Actual Results:  Inner table does not fill the whole cell vertically.

Expected Results:  Inner table should adjust to the actual height of the cell.

Platforms & Build Found on:
- Win2000 2000040908

Additional Info: Renders even worse in 4.x, correctly in IE 5.0.
http://www.w3.org/TR/html4/struct/tables.html#edef-TABLE
It doesn't look like an attribute for HEIGHT is in the HTML 4 spec for the TABLE
tag and as we're being encouraged to use stylesheets for layout rather than
tables I guess that we'll never see a height attribute for this tag in the HTML
spec.

As it's not really a bug I'll have to mark it invalid. As Mozilla is aiming to
be standards compliant I can't see this being supported. Backwards compatibility
with older web browsers may seem like a good idea but it just encourages
non-standard coding styles. Anyway as Netscape has never supported the HEIGHT
attribute then most web pages on the net won't be affected as they try to code
to suit IE and Navigator.

I'm afraid this has to be INVALID because this is not a bug this is the expected
behaviour (ignoring unrecognised tags)
Status: UNCONFIRMED → RESOLVED
Closed: 24 years ago
Resolution: --- → INVALID
Actually, it appears that the HEIGHT attribute largely does work for tables,
although it does not appear in the HTML 4 spec:
http://www.w3.org/TR/REC-html40/struct/tables.html#h-11.2.1

Two things appear not to work:
1. Using a % height value when the outer table has no fixed height.
2. Using a % height value when the outer table hight is specified in pixels.
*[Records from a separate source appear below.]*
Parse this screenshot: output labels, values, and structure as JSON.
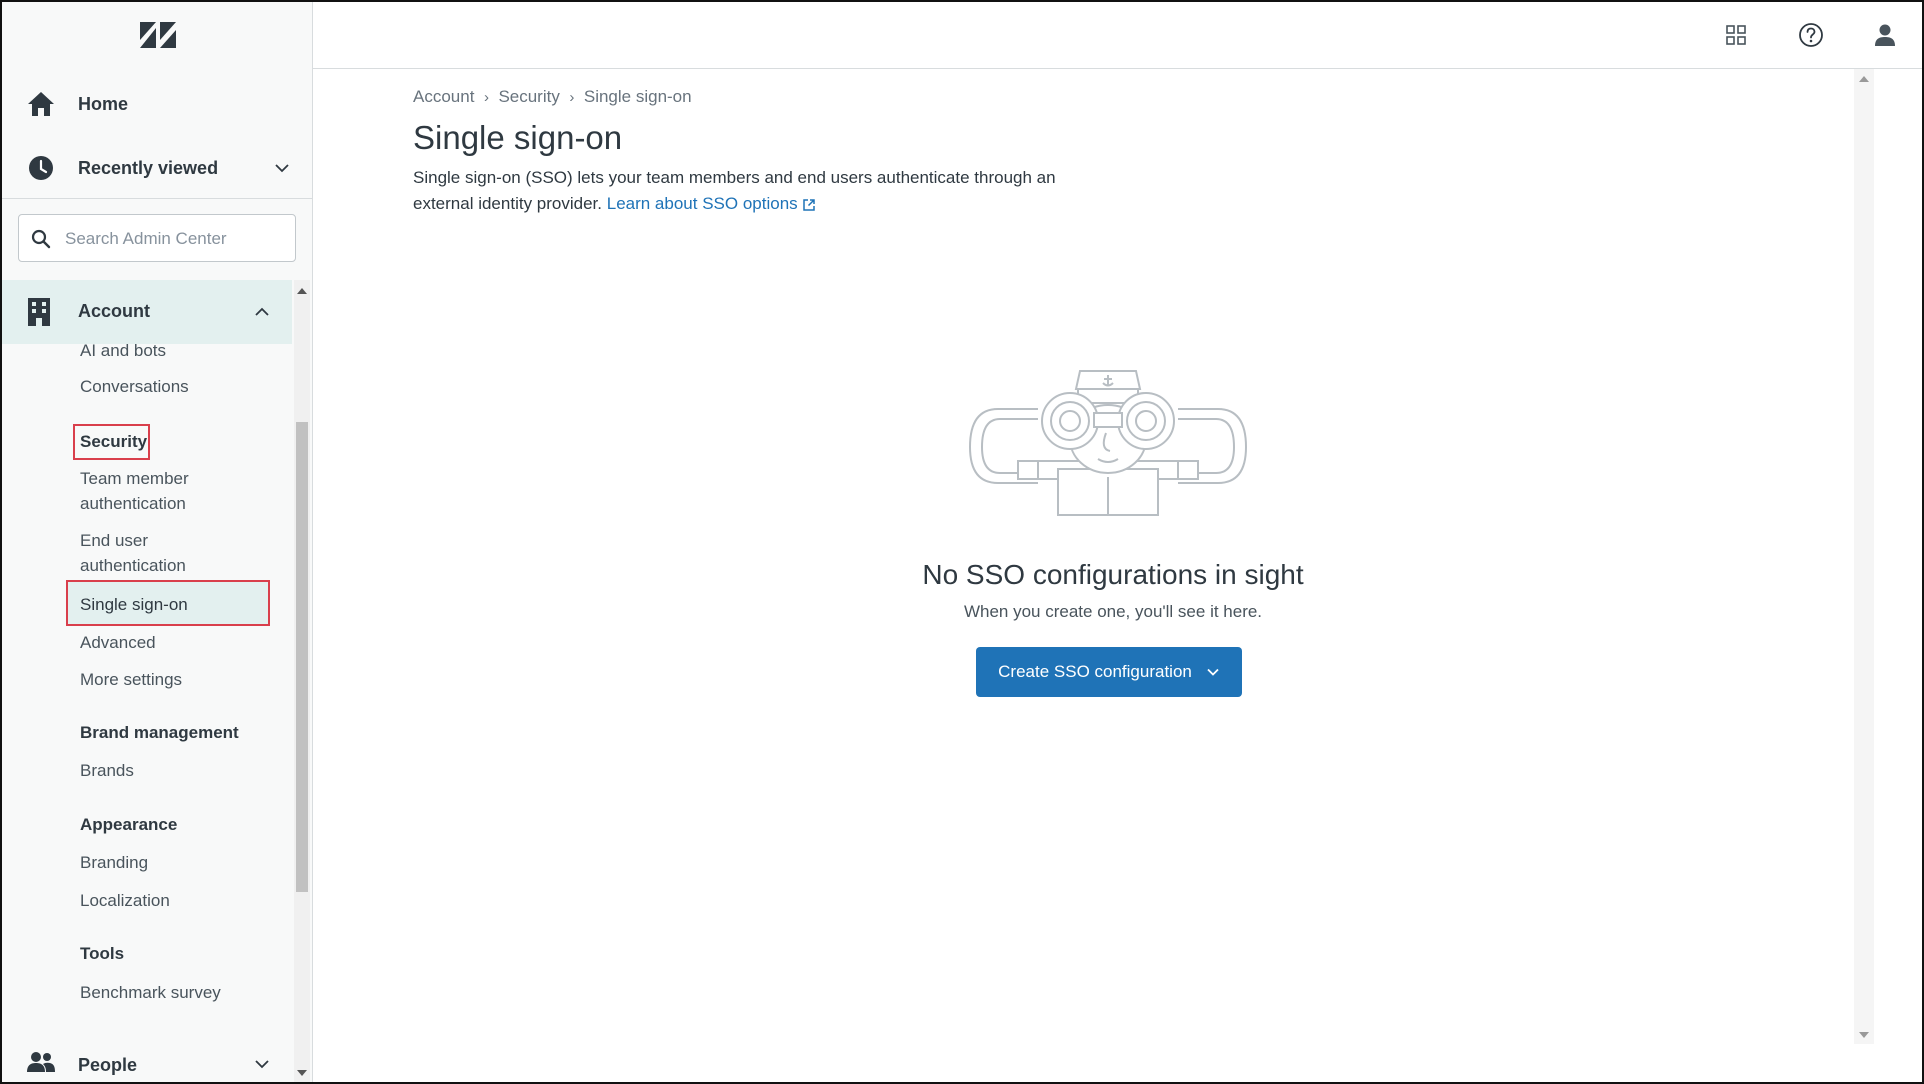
{
  "sidebar": {
    "home_label": "Home",
    "recent_label": "Recently viewed",
    "search_placeholder": "Search Admin Center",
    "account_label": "Account",
    "people_label": "People",
    "items": [
      {
        "label": "AI and bots",
        "type": "sub"
      },
      {
        "label": "Conversations",
        "type": "sub"
      },
      {
        "label": "Security",
        "type": "head"
      },
      {
        "label": "Team member authentication",
        "type": "sub"
      },
      {
        "label": "End user authentication",
        "type": "sub"
      },
      {
        "label": "Single sign-on",
        "type": "active"
      },
      {
        "label": "Advanced",
        "type": "sub"
      },
      {
        "label": "More settings",
        "type": "sub"
      },
      {
        "label": "Brand management",
        "type": "head"
      },
      {
        "label": "Brands",
        "type": "sub"
      },
      {
        "label": "Appearance",
        "type": "head"
      },
      {
        "label": "Branding",
        "type": "sub"
      },
      {
        "label": "Localization",
        "type": "sub"
      },
      {
        "label": "Tools",
        "type": "head"
      },
      {
        "label": "Benchmark survey",
        "type": "sub"
      }
    ],
    "tam_line1": "Team member",
    "tam_line2": "authentication",
    "eua_line1": "End user",
    "eua_line2": "authentication"
  },
  "header": {
    "icons": [
      "apps-grid-icon",
      "help-icon",
      "user-avatar-icon"
    ]
  },
  "main": {
    "breadcrumb": [
      "Account",
      "Security",
      "Single sign-on"
    ],
    "title": "Single sign-on",
    "description": "Single sign-on (SSO) lets your team members and end users authenticate through an external identity provider.",
    "learn_link": "Learn about SSO options",
    "empty_title": "No SSO configurations in sight",
    "empty_subtitle": "When you create one, you'll see it here.",
    "create_button": "Create SSO configuration"
  },
  "colors": {
    "accent": "#1f73b7",
    "active_bg": "#e3f0ef",
    "highlight_border": "#d93f4c"
  }
}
Using a % height value when the outer table's height is also specified in %
does work: see http://bugzilla.mozilla.org/showattachment.cgi?attach_id=3127 
-- attached to bug 19526, '"HEIGHT" option in <TABLE>'.
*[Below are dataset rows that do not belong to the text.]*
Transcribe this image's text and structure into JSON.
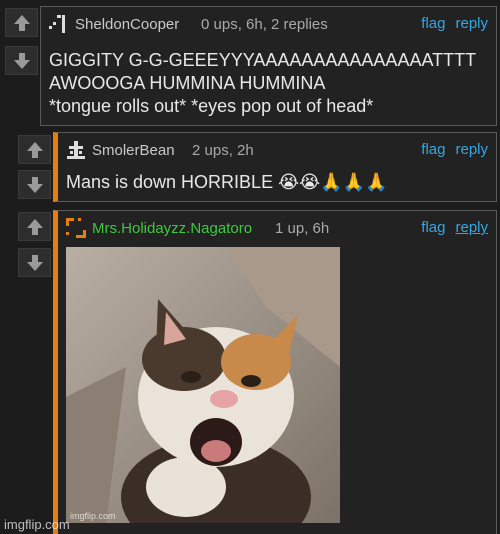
{
  "comments": [
    {
      "username": "SheldonCooper",
      "meta": "0 ups, 6h, 2 replies",
      "flag": "flag",
      "reply": "reply",
      "body_lines": [
        "GIGGITY G-G-GEEEYYYAAAAAAAAAAAAAAATTTT",
        "AWOOOGA HUMMINA HUMMINA",
        "*tongue rolls out* *eyes pop out of head*"
      ]
    },
    {
      "username": "SmolerBean",
      "meta": "2 ups, 2h",
      "flag": "flag",
      "reply": "reply",
      "body": "Mans is down HORRIBLE 😭😭🙏🙏🙏"
    },
    {
      "username": "Mrs.Holidayzz.Nagatoro",
      "meta": "1 up, 6h",
      "flag": "flag",
      "reply": "reply",
      "image_watermark": "imgflip.com"
    }
  ],
  "page_watermark": "imgflip.com",
  "colors": {
    "accent": "#e67e12",
    "link": "#32a8e6",
    "green_user": "#3ec93e"
  }
}
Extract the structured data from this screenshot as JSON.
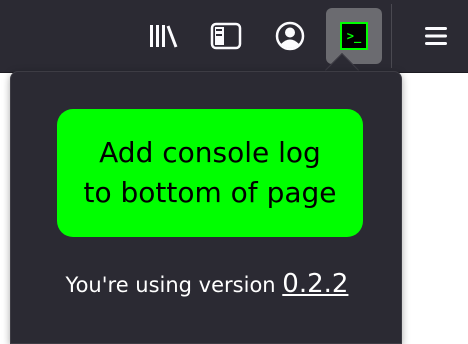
{
  "toolbar": {
    "icons": {
      "library": "library-icon",
      "sidebar": "sidebar-icon",
      "account": "account-icon",
      "extension": "console-log-extension-icon",
      "menu": "hamburger-menu-icon"
    },
    "extension_glyph": ">_"
  },
  "popup": {
    "action_button_label": "Add console log\nto bottom of page",
    "version_prefix": "You're using version ",
    "version_number": "0.2.2"
  },
  "colors": {
    "toolbar_bg": "#2b2a33",
    "popup_bg": "#2b2a33",
    "accent_green": "#00ff00",
    "text_white": "#ffffff",
    "page_bg": "#ffffff"
  }
}
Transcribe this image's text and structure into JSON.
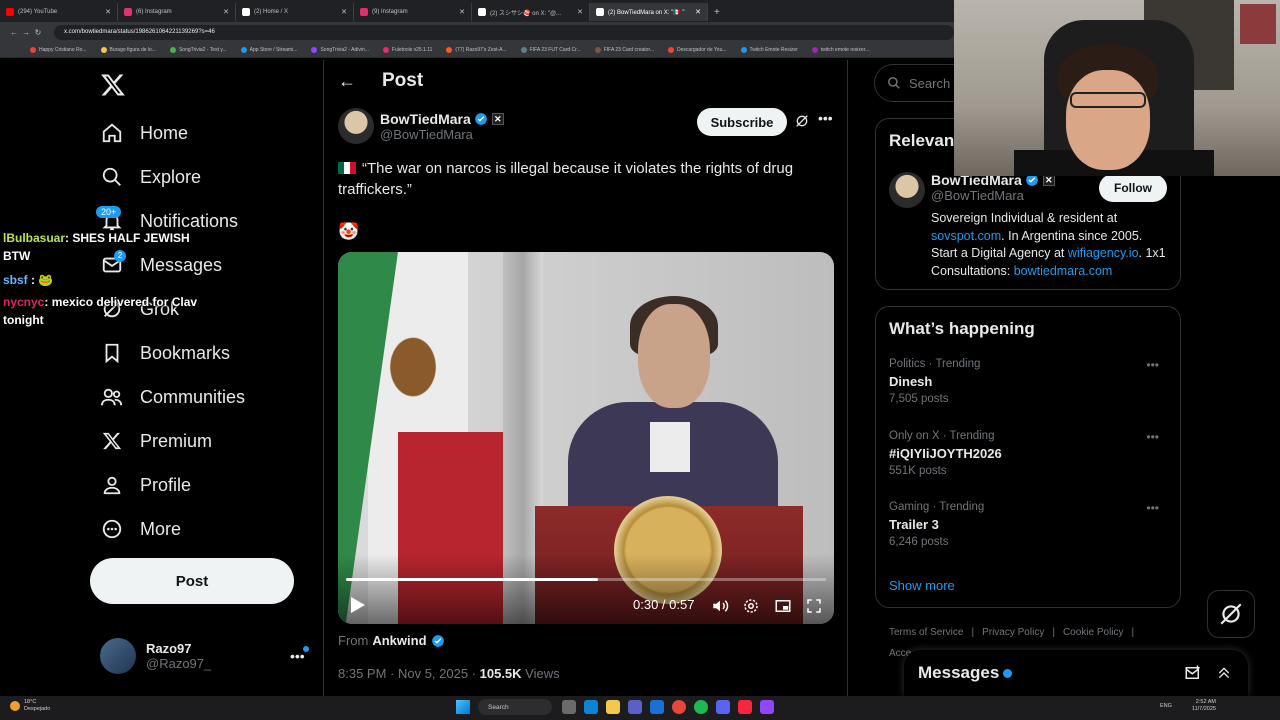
{
  "browser": {
    "tabs": [
      {
        "label": "(294) YouTube",
        "color": "#ff0000"
      },
      {
        "label": "(6) Instagram",
        "color": "#e1306c"
      },
      {
        "label": "(2) Home / X",
        "color": "#ffffff"
      },
      {
        "label": "(9) Instagram",
        "color": "#e1306c"
      },
      {
        "label": "(2) スシサシ🍣 on X: \"@...",
        "color": "#ffffff"
      },
      {
        "label": "(2) BowTiedMara on X: \"🇲🇽 \"",
        "color": "#ffffff"
      }
    ],
    "url": "x.com/bowtiedmara/status/1986261064221139269?s=46",
    "bookmarks": [
      "Happy Cristiano Ro...",
      "Burago figura de lo...",
      "SongTrivia2 - Test y...",
      "App Store / Streami...",
      "SongTrivia2 - Adivin...",
      "Fuletools v25.1.11",
      "(77) Razo97's Zest-A...",
      "FIFA 23 FUT Card Cr...",
      "FIFA 23 Card creator...",
      "Descargador de You...",
      "Twitch Emote Resizer",
      "twitch emote resizer..."
    ]
  },
  "nav": {
    "items": [
      {
        "label": "Home",
        "icon": "home-icon"
      },
      {
        "label": "Explore",
        "icon": "search-icon"
      },
      {
        "label": "Notifications",
        "icon": "bell-icon"
      },
      {
        "label": "Messages",
        "icon": "mail-icon"
      },
      {
        "label": "Grok",
        "icon": "grok-icon"
      },
      {
        "label": "Bookmarks",
        "icon": "bookmark-icon"
      },
      {
        "label": "Communities",
        "icon": "communities-icon"
      },
      {
        "label": "Premium",
        "icon": "x-icon"
      },
      {
        "label": "Profile",
        "icon": "person-icon"
      },
      {
        "label": "More",
        "icon": "more-circle-icon"
      }
    ],
    "notifications_badge": "20+",
    "messages_badge": "2",
    "post_label": "Post",
    "account": {
      "name": "Razo97",
      "handle": "@Razo97_"
    }
  },
  "chat": [
    {
      "user": "lBulbasuar",
      "text": ": SHES HALF JEWISH BTW"
    },
    {
      "user": "sbsf",
      "text": ":"
    },
    {
      "user": "nycnyc",
      "text": ": mexico delivered for Clav tonight"
    }
  ],
  "post": {
    "header_title": "Post",
    "author_name": "BowTiedMara",
    "author_handle": "@BowTiedMara",
    "subscribe_label": "Subscribe",
    "text": "“The war on narcos is illegal because it violates the rights of drug traffickers.”",
    "emoji": "🤡",
    "video": {
      "time": "0:30 / 0:57",
      "progress": 0.526
    },
    "from_label": "From",
    "from_source": "Ankwind",
    "timestamp": "8:35 PM · Nov 5, 2025 · ",
    "views_count": "105.5K",
    "views_label": " Views"
  },
  "right": {
    "search_placeholder": "Search",
    "relevant_title": "Relevant people",
    "relevant": {
      "name": "BowTiedMara",
      "handle": "@BowTiedMara",
      "follow_label": "Follow",
      "bio_1": "Sovereign Individual & resident at ",
      "bio_link1": "sovspot.com",
      "bio_2": ". In Argentina since 2005. Start a Digital Agency at ",
      "bio_link2": "wifiagency.io",
      "bio_3": ". 1x1 Consultations: ",
      "bio_link3": "bowtiedmara.com"
    },
    "happening_title": "What’s happening",
    "trends": [
      {
        "meta": "Politics · Trending",
        "name": "Dinesh",
        "count": "7,505 posts"
      },
      {
        "meta": "Only on X · Trending",
        "name": "#iQIYIiJOYTH2026",
        "count": "551K posts"
      },
      {
        "meta": "Gaming · Trending",
        "name": "Trailer 3",
        "count": "6,246 posts"
      }
    ],
    "show_more": "Show more",
    "footer": [
      "Terms of Service",
      "Privacy Policy",
      "Cookie Policy",
      "Acce..."
    ],
    "messages_title": "Messages"
  },
  "taskbar": {
    "weather_temp": "18°C",
    "weather_desc": "Despejado",
    "search_label": "Search",
    "lang": "ENG",
    "time": "2:52 AM",
    "date": "11/7/2025"
  },
  "colors": {
    "accent": "#1d9bf0",
    "background": "#000000",
    "text": "#e7e9ea",
    "muted": "#71767b"
  }
}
A note: mixing % and fixed size values in tables is usually not recommended.
This is not an HTML problem. This is a rendering bug. You could do the same 
thing with Style Sheets and you'd get the same result. Attaching testcase with 
CSS.

Also, if you want to strichtly stick to the HTML 4 spec for the TABLE tag, the 
HEIGHT attribute should always be ignored. Instead, it is *never* ignored apart 
from the first testcase. And it doesn't seem that Mozilla's behaviour when this 
attribute is present should not be fixed: see bug #32205 (very similar to this 
one, has not been invalidated).
Adding 'verifyme' keyword
Keywords: verifyme
Verified invalid for regarding height attribute on TABLE. There are valid issues 
with CSS height style on the TABLE element.